What do you mean by "possible measurements" ? I guess you mean "possible outcomes" of L_{x} measurements. If so, then i suggest you reread the 3-rd postulate. What does it say ?

3. Aug 28, 2007

### noospace

Hi dextercioby,

I don't see what L_x being a Hermitian operator has to do with my question.

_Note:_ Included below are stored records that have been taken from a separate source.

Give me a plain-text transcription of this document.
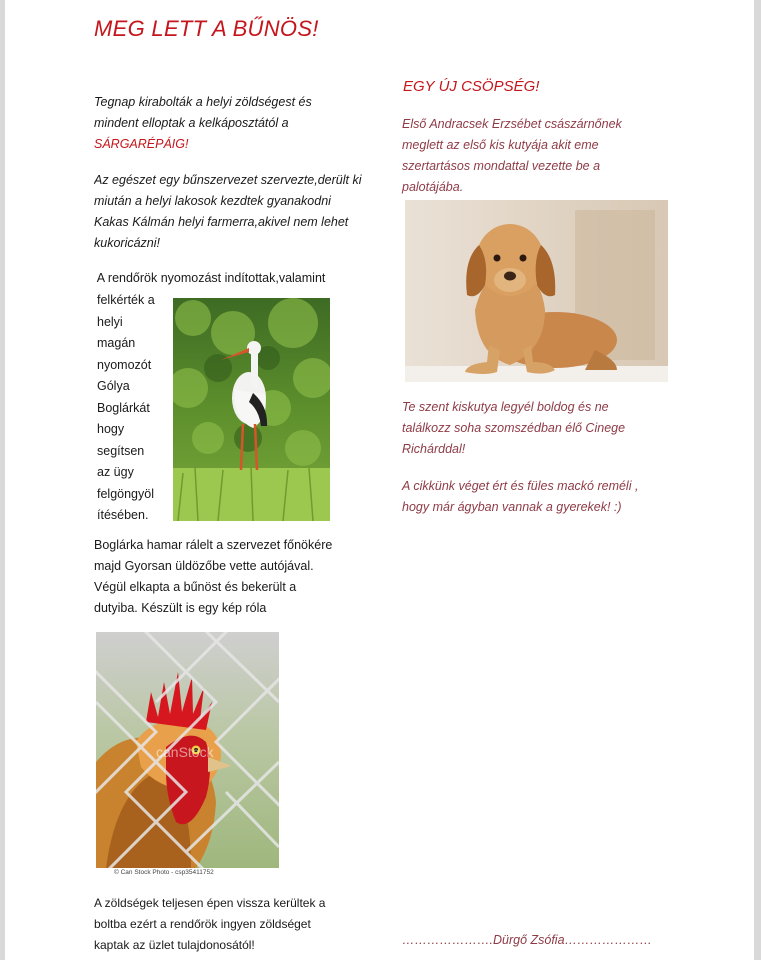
MEG LETT A BŰNÖS!
Tegnap kirabolták a helyi zöldségest és
mindent elloptak a kelkáposztától a
SÁRGARÉPÁIG!
Az egészet egy bűnszervezet szervezte,derült ki
miután a helyi lakosok kezdtek gyanakodni
Kakas Kálmán helyi farmerra,akivel nem lehet
kukoricázni!
A rendőrök nyomozást indítottak,valamint
felkérték a
helyi
magán
nyomozót
Gólya
Boglárkát
hogy
segítsen
az ügy
felgöngyöl
ítésében.
Boglárka hamar rálelt a szervezet főnökére
majd Gyorsan üldözőbe vette autójával.
Végül elkapta a bűnöst és bekerült a
dutyiba. Készült is egy kép róla
canStock
© Can Stock Photo - csp35411752
A zöldségek teljesen épen vissza kerültek a
boltba ezért a rendőrök ingyen zöldséget
kaptak az üzlet tulajdonosától!
EGY ÚJ CSÖPSÉG!
Első Andracsek Erzsébet császárnőnek
meglett az első kis kutyája akit eme
szertartásos mondattal vezette be a
palotájába.
Te szent kiskutya legyél boldog és ne
találkozz soha szomszédban élő Cinege
Richárddal!
A cikkünk véget ért és füles mackó reméli ,
hogy már ágyban vannak a gyerekek! :)
………………….Dürgő Zsófia…………………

The postulate I'm using here is that the eigenfunctions of L_x form a complete set so that we can express the wavefunction as a linear combination of these eigenfunctions. I understand that to do this we must obtain the eigenfunctions of L_x in terms of the spherical harmonics. But how do we do this without solving infinite matrix equations?

4. Aug 28, 2007

### genneth

If you regard finding a Fourier series as solving "infinite matrix equations" then you can't. Understanding how the formula for Fourier coefficients come about will help you see what is needed. Symmetry will help you to rule out the obviously zero coefficients. The rest might fall into place. Try it.

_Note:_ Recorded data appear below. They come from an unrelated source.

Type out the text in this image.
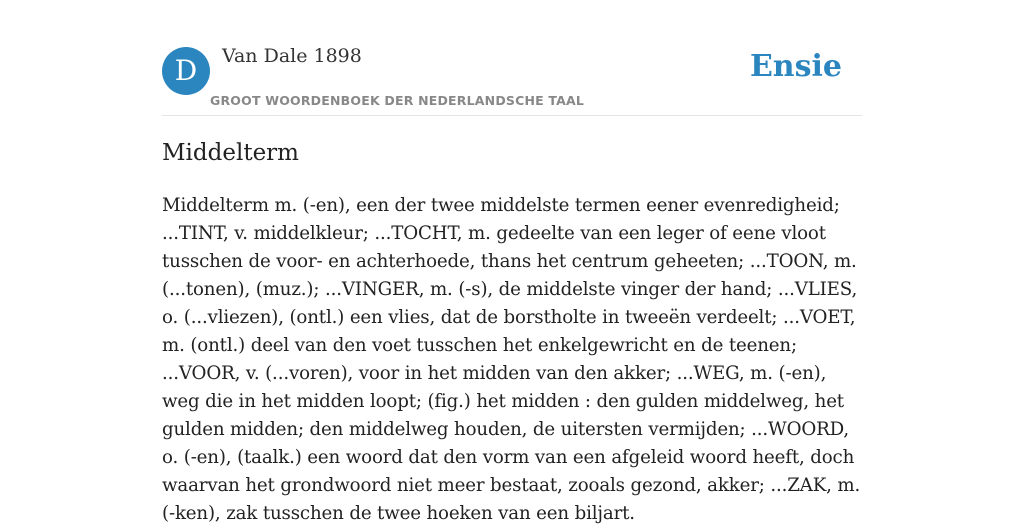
D	Van Dale 1898
GROOT WOORDENBOEK DER NEDERLANDSCHE TAAL
Ensie
Middelterm

Middelterm m. (-en), een der twee middelste termen eener evenredigheid; ...TINT, v. middelkleur; ...TOCHT, m. gedeelte van een leger of eene vloot tusschen de voor- en achterhoede, thans het centrum geheeten; ...TOON, m. (...tonen), (muz.); ...VINGER, m. (-s), de middelste vinger der hand; ...VLIES, o. (...vliezen), (ontl.) een vlies, dat de borstholte in tweeën verdeelt; ...VOET, m. (ontl.) deel van den voet tusschen het enkelgewricht en de teenen; ...VOOR, v. (...voren), voor in het midden van den akker; ...WEG, m. (-en), weg die in het midden loopt; (fig.) het midden : den gulden middelweg, het gulden midden; den middelweg houden, de uitersten vermijden; ...WOORD, o. (-en), (taalk.) een woord dat den vorm van een afgeleid woord heeft, doch waarvan het grondwoord niet meer bestaat, zooals gezond, akker; ...ZAK, m. (-ken), zak tusschen de twee hoeken van een biljart.
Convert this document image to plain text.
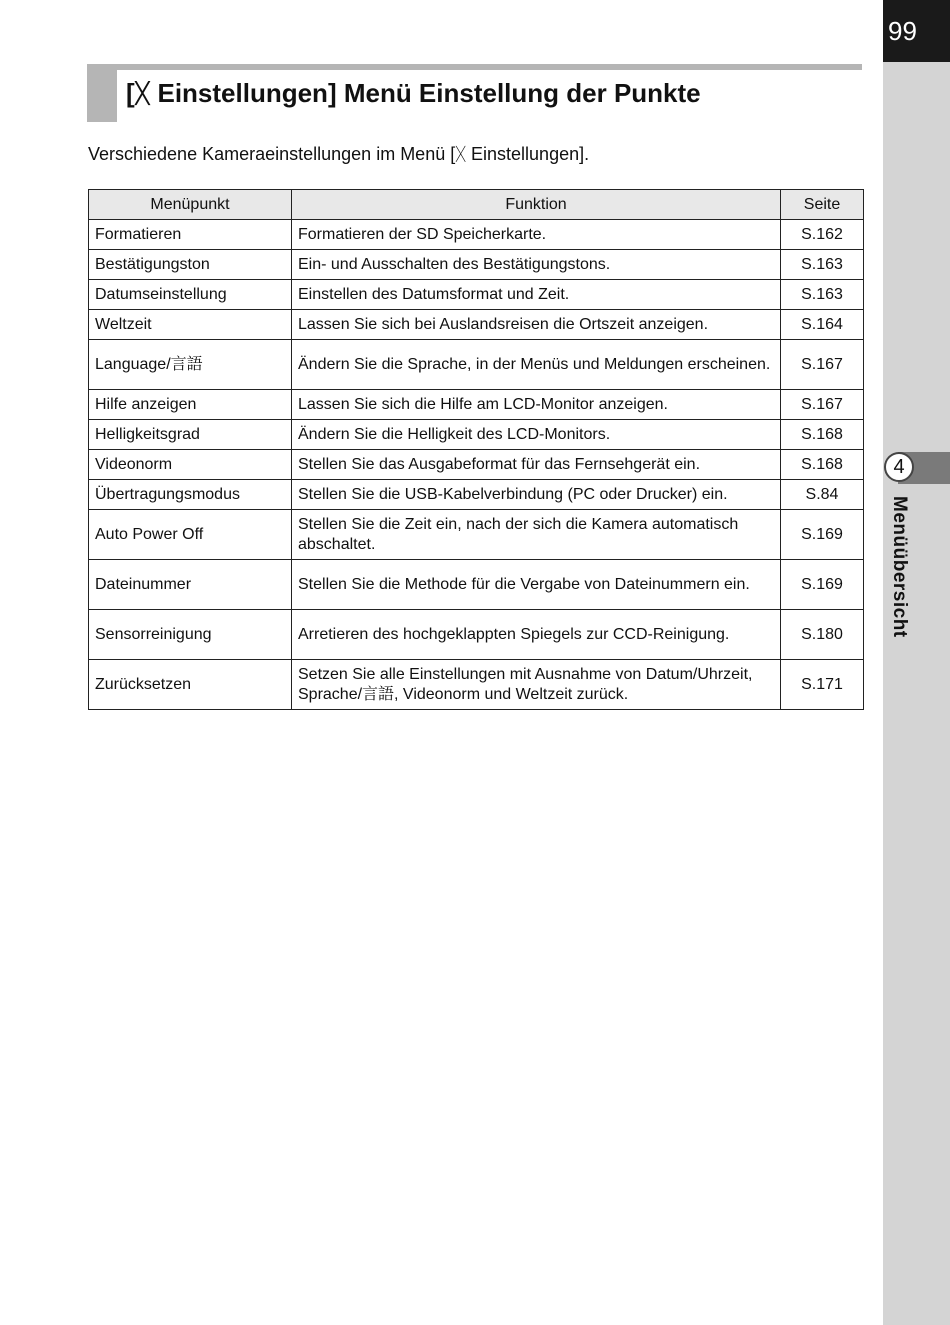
99
4
Menüübersicht
[ᚷ Einstellungen] Menü Einstellung der Punkte
Verschiedene Kameraeinstellungen im Menü [ᚷ Einstellungen].
Menüpunkt	Funktion	Seite
Formatieren	Formatieren der SD Speicherkarte.	S.162
Bestätigungston	Ein- und Ausschalten des Bestätigungstons.	S.163
Datumseinstellung	Einstellen des Datumsformat und Zeit.	S.163
Weltzeit	Lassen Sie sich bei Auslandsreisen die Ortszeit anzeigen.	S.164
Language/言語	Ändern Sie die Sprache, in der Menüs und Meldungen erscheinen.	S.167
Hilfe anzeigen	Lassen Sie sich die Hilfe am LCD-Monitor anzeigen.	S.167
Helligkeitsgrad	Ändern Sie die Helligkeit des LCD-Monitors.	S.168
Videonorm	Stellen Sie das Ausgabeformat für das Fernsehgerät ein.	S.168
Übertragungsmodus	Stellen Sie die USB-Kabelverbindung (PC oder Drucker) ein.	S.84
Auto Power Off	Stellen Sie die Zeit ein, nach der sich die Kamera automatisch abschaltet.	S.169
Dateinummer	Stellen Sie die Methode für die Vergabe von Dateinummern ein.	S.169
Sensorreinigung	Arretieren des hochgeklappten Spiegels zur CCD-Reinigung.	S.180
Zurücksetzen	Setzen Sie alle Einstellungen mit Ausnahme von Datum/Uhrzeit, Sprache/言語, Videonorm und Weltzeit zurück.	S.171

Edit: actually, ignore this. See below.

Last edited: Aug 28, 2007
5. Aug 28, 2007

### genneth

Btw, L_x and L^2 do commute...

6. Aug 29, 2007

### noospace

I understand how do do this now. Here it is for future use.

A sensible choice for the test function is $|X> = aY_{00} + bY_{11}+ cY_{10} + dY_{1(-1)}$ because the L_x operator can only change the value of the quantum number m and not the l number. If you plug this test function into the eigenvalue equation $L_x | X \rangle = \lambda | X \rangle$ you immediately see that $a=0$. You then get a 3 x 3 matrix equation

$A (b,c,d)^T = (0,0,0)^T$.

Nontrivial solutions iff det A = 0 from which you can deduce the eigenvalues $0,\hbar,-\hbar$ and the corresponding eigenvectors. Rewritting the original wavefunction in terms of these eigenfunctions gives the allowable states.

Note also that if the eigenfunctions of two operators coincide, this implies that they commute, but the converse need not be true.